Legacy Interactive Functions

These functions are from the original interactive editing interface. The new GrainPlot class from the interactions module is now the recommended approach.

segmenteverygrain.onclick(event, ax, coords, image, predictor)

Run the SAM segmentation based on the prompt that comes from a mouse click event. If left mouse button is clicked, the point is used as an object (label=1) and a mask is added. If right mouse button is clicked, the point is used as background (label=0) and the current mask is adjusted accordingly (if possible).

Parameters:
  • event (matplotlib.backend_bases.MouseEvent) – The mouse click event object.

  • ax (matplotlib.axes.Axes) – The matplotlib Axes object.

  • coords (list) – A list to store the coordinates of the clicked points.

  • image (numpy.ndarray) – The image data.

  • predictor (SamPredictor) – The predictor object for segmentation.

Return type:

None

segmenteverygrain.onclick2(event, all_grains, grain_inds, ax, select_only=False)

Event handler function for selecting and highlighting grains in a plot, based on mouse click events.
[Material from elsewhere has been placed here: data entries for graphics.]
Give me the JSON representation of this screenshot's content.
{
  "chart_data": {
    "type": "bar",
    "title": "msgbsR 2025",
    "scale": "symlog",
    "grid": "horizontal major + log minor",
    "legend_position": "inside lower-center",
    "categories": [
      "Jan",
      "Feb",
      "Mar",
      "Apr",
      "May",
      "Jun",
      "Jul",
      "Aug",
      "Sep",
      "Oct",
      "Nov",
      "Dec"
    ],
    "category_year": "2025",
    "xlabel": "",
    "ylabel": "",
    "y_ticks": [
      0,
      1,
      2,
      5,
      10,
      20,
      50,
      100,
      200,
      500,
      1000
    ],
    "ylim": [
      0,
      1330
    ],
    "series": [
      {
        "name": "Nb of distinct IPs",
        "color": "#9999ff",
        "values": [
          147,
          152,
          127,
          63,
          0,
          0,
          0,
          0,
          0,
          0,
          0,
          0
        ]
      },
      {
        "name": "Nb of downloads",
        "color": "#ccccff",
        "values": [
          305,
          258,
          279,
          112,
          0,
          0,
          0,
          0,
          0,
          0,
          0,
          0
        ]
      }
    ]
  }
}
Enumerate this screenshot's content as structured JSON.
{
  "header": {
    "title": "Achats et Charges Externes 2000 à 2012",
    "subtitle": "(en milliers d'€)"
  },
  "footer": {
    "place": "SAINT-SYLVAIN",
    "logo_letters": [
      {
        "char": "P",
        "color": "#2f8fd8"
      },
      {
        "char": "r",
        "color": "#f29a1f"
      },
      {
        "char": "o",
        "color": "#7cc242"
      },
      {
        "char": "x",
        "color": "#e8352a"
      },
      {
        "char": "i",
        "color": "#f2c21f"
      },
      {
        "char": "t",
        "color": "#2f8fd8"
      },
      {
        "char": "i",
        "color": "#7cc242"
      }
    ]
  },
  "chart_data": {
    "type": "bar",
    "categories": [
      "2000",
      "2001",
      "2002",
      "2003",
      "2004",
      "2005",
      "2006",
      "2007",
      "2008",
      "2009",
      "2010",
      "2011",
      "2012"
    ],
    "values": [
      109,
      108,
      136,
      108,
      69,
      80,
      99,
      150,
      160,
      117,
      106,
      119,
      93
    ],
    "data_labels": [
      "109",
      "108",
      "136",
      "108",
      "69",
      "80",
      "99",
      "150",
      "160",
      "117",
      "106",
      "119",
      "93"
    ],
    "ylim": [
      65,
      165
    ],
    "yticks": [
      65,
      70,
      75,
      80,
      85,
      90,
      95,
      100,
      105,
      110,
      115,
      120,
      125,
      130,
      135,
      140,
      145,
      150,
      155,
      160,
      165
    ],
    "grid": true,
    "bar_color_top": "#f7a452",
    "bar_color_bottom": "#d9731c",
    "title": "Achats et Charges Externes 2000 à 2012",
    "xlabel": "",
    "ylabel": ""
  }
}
The selected grains then are either deleted or merged, using the ‘onpress2’ function.

Parameters:
  • event (matplotlib.backend_bases.MouseEvent) – The mouse click event object.

  • all_grains (list) – A list of all the grains (polygons).
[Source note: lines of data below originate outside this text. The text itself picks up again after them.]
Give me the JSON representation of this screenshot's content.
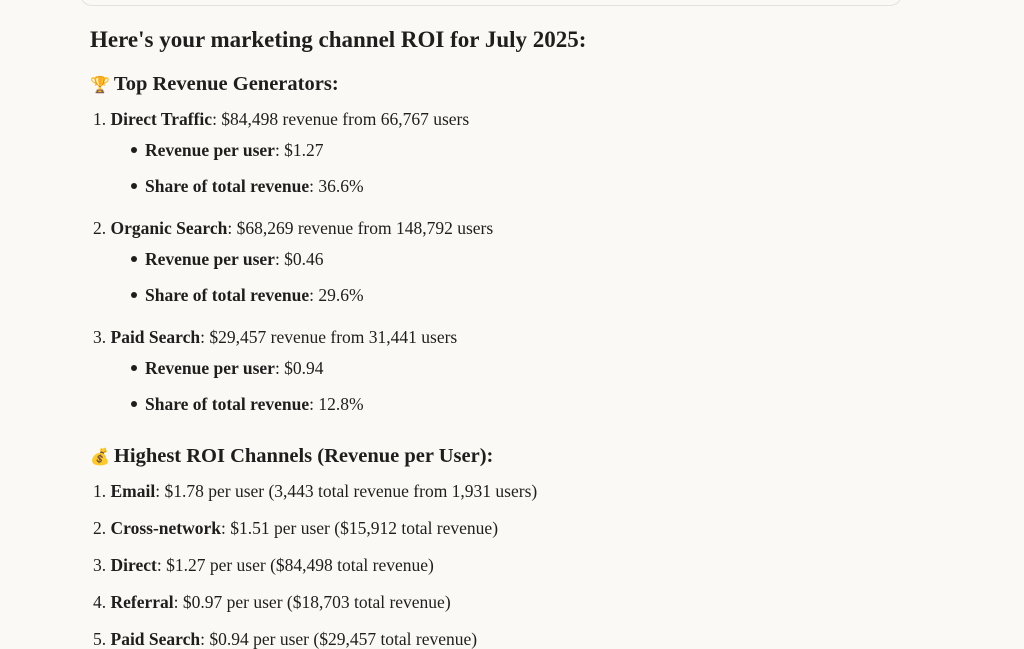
{
  "heading": "Here's your marketing channel ROI for July 2025:",
  "sections": [
    {
      "icon": "🏆",
      "title": "Top Revenue Generators:",
      "items": [
        {
          "marker": "1.",
          "label": "Direct Traffic",
          "text": ": $84,498 revenue from 66,767 users",
          "details": [
            {
              "label": "Revenue per user",
              "text": ": $1.27"
            },
            {
              "label": "Share of total revenue",
              "text": ": 36.6%"
            }
          ]
        },
        {
          "marker": "2.",
          "label": "Organic Search",
          "text": ": $68,269 revenue from 148,792 users",
          "details": [
            {
              "label": "Revenue per user",
              "text": ": $0.46"
            },
            {
              "label": "Share of total revenue",
              "text": ": 29.6%"
            }
          ]
        },
        {
          "marker": "3.",
          "label": "Paid Search",
          "text": ": $29,457 revenue from 31,441 users",
          "details": [
            {
              "label": "Revenue per user",
              "text": ": $0.94"
            },
            {
              "label": "Share of total revenue",
              "text": ": 12.8%"
            }
          ]
        }
      ]
    },
    {
      "icon": "💰",
      "title": "Highest ROI Channels (Revenue per User):",
      "items": [
        {
          "marker": "1.",
          "label": "Email",
          "text": ": $1.78 per user (3,443 total revenue from 1,931 users)"
        },
        {
          "marker": "2.",
          "label": "Cross-network",
          "text": ": $1.51 per user ($15,912 total revenue)"
        },
        {
          "marker": "3.",
          "label": "Direct",
          "text": ": $1.27 per user ($84,498 total revenue)"
        },
        {
          "marker": "4.",
          "label": "Referral",
          "text": ": $0.97 per user ($18,703 total revenue)"
        },
        {
          "marker": "5.",
          "label": "Paid Search",
          "text": ": $0.94 per user ($29,457 total revenue)"
        }
      ]
    }
  ]
}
  • grain_inds (list) – A list to store the indices of the selected grains.

  • ax (matplotlib.axes.Axes) – The matplotlib Axes object representing the plot.

segmenteverygrain.onclick_large_image(event, ax, coords, image, predictor, patch_size=1000)

Handles mouse click events on a large image for segmentation purposes.

Parameters:
  • event (matplotlib.backend_bases.MouseEvent) – The mouse event that triggered the function.

  • ax (matplotlib.axes.Axes) – The axes object where the image is displayed.

  • coords (list of tuple) – List of coordinates where the user has clicked.

  • image (numpy.ndarray) – The large image on which segmentation is performed.

  • predictor (object) – The predictor object used for segmentation.

  • patch_size (int, optional) – The size of the patch to extract around the clicked point (default is 1000).

Notes

  • Left mouse button (event.button == 1) is used to add an object.

  • Right mouse button (event.button == 3) is used to remove the last added object.

  • The function updates the display with the segmented region.

segmenteverygrain.onpress(event, ax, fig)

Handle key press events for deleting or merging polygons.

Parameters:
  • event (matplotlib.backend_bases.KeyEvent) – The key press event object.

  • ax (matplotlib.axes.Axes) – The matplotlib Axes object.

  • fig (matplotlib.figure.Figure) – The matplotlib Figure object.

segmenteverygrain.onpress2(event, all_grains, grain_inds, fig, ax)

Handle key press events when deleting or merging grains.

Parameters:
  • event (matplotlib.backend_bases.KeyEvent) – The key press event object.

  • all_grains (list) – A list of all grains (polygons).

  • grain_inds (list) – A list of indices corresponding to the grains.

  • fig (matplotlib.figure.Figure) – The figure object.

  • ax (matplotlib.axes.Axes) – The axes object.